Montgomery County leaders staying hopeful as they continue fight against opioid epidemic

Montgomery County leaders staying hopeful as they continue fight against opioid epidemic (Photo: Pixabay, via MGN Online)

DAYTON, Ohio (WKEF/WRGT) - After a steady decline in overdose deaths every month since May, Montgomery County officials said they saw in increase in the number of deaths in November.

However, they're remaining hopeful.

There were 81 accidental drug overdose deaths in May, with a steady decline through the following months. In November, there were 30 overdose deaths; three more than in October.

Community leaders said they're still confident progress is being made.

"When I smoked marijuana, it wasn't very long after that I dropped out of high school and kind of dropped out of life all together," said former drug addict Gary Gonnella.

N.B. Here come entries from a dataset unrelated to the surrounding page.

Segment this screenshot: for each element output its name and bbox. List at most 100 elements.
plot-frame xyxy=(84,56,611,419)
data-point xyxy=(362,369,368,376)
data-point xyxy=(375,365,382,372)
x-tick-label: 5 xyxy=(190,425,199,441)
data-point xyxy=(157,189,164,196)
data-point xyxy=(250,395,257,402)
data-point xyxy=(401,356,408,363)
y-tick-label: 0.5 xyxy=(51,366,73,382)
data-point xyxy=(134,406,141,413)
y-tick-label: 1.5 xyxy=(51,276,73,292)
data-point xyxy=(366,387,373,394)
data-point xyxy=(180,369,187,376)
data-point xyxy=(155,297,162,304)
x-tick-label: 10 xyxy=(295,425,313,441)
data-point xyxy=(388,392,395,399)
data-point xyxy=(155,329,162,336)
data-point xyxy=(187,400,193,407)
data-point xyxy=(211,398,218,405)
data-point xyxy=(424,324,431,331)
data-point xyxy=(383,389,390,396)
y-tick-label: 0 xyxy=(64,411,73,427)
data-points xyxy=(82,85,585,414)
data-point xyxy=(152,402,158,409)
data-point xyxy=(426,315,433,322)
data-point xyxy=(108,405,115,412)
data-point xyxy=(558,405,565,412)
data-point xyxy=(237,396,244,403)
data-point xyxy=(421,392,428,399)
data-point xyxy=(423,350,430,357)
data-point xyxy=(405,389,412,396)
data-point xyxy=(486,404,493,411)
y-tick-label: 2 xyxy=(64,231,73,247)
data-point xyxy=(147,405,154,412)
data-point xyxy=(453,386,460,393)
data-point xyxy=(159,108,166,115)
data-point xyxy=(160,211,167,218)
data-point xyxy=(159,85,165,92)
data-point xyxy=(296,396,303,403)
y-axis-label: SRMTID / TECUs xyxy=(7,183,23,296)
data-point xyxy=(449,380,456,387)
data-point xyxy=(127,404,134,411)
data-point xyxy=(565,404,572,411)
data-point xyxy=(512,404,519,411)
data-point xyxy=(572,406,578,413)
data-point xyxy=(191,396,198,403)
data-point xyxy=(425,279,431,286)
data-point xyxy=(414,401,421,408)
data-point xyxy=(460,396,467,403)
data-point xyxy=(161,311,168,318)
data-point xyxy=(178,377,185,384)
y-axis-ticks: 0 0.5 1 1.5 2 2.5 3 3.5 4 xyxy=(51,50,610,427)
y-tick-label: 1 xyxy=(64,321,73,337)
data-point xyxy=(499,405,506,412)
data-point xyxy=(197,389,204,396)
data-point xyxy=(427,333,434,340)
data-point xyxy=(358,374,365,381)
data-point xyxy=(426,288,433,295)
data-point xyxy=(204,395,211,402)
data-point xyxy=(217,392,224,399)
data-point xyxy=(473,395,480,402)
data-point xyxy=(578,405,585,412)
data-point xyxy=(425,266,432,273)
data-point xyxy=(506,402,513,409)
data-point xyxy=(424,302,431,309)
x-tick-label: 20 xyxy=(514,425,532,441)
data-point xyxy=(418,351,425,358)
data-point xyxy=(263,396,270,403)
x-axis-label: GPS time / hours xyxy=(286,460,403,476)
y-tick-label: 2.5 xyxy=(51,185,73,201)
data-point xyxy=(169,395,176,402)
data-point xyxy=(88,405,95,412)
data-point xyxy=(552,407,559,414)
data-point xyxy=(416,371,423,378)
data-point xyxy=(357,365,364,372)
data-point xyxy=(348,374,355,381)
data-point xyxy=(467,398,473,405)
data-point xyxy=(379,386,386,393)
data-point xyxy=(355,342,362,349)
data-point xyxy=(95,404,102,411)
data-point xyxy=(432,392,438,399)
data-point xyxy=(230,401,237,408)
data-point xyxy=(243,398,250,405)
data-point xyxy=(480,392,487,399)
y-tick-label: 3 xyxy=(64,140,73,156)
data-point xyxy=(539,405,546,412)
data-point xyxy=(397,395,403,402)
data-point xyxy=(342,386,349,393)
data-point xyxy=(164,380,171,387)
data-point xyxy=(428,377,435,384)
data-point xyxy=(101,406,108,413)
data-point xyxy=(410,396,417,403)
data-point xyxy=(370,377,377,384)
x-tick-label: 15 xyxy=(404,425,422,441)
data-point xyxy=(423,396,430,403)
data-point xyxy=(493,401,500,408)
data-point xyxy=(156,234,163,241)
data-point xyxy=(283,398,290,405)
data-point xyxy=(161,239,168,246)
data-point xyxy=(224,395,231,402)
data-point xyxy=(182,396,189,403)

Gonnella started smoking marijuana at 15.

"I experimented with every drug that was available at the time, including opiates," he said. "When I was 26 years old was the first time I was introduced to the idea of recovery."

His story of recovery will be featured in a series of videos that aim to de-stigmatize addiction and put a face on recovery.

"And to provide a sense of hope so that people can see that people do recover and that the end road isn't always death," Indigo Life Media Co-Owner Lauren White said.

White is behind the videos, which will be on Facebook every other Monday starting in January.

"There's definitely a diverse range of people's years in recovery whether they're early in it or much longer," she said.

Her older brother was an addict. She and the others at the Community Overdose Action Team (COAT) monthly meeting are working to combat the opioid overdose deaths in Montgomery County.

Last year there was 349. So far this year, there have been 559.

"Over half of the deaths that are occurring within our county are outside the city of Dayton," Montgomery County Health Commissioner Jeff Cooper said.

COAT is made up of more than 100 local organizations trying to reduce the number of drug deaths Including getting people in treatment.

"We are making a difference," he said. "We will continue to show progress and we ultimately will make Montgomery County a healthier, safer and more thriving community."

The stories of recovery will be on Montgomery County's, the health department's, Families of Addicts and Indigo life's Facebook pages.

Every Friday the coroner's office updates the number of unintentional drug overdose deaths.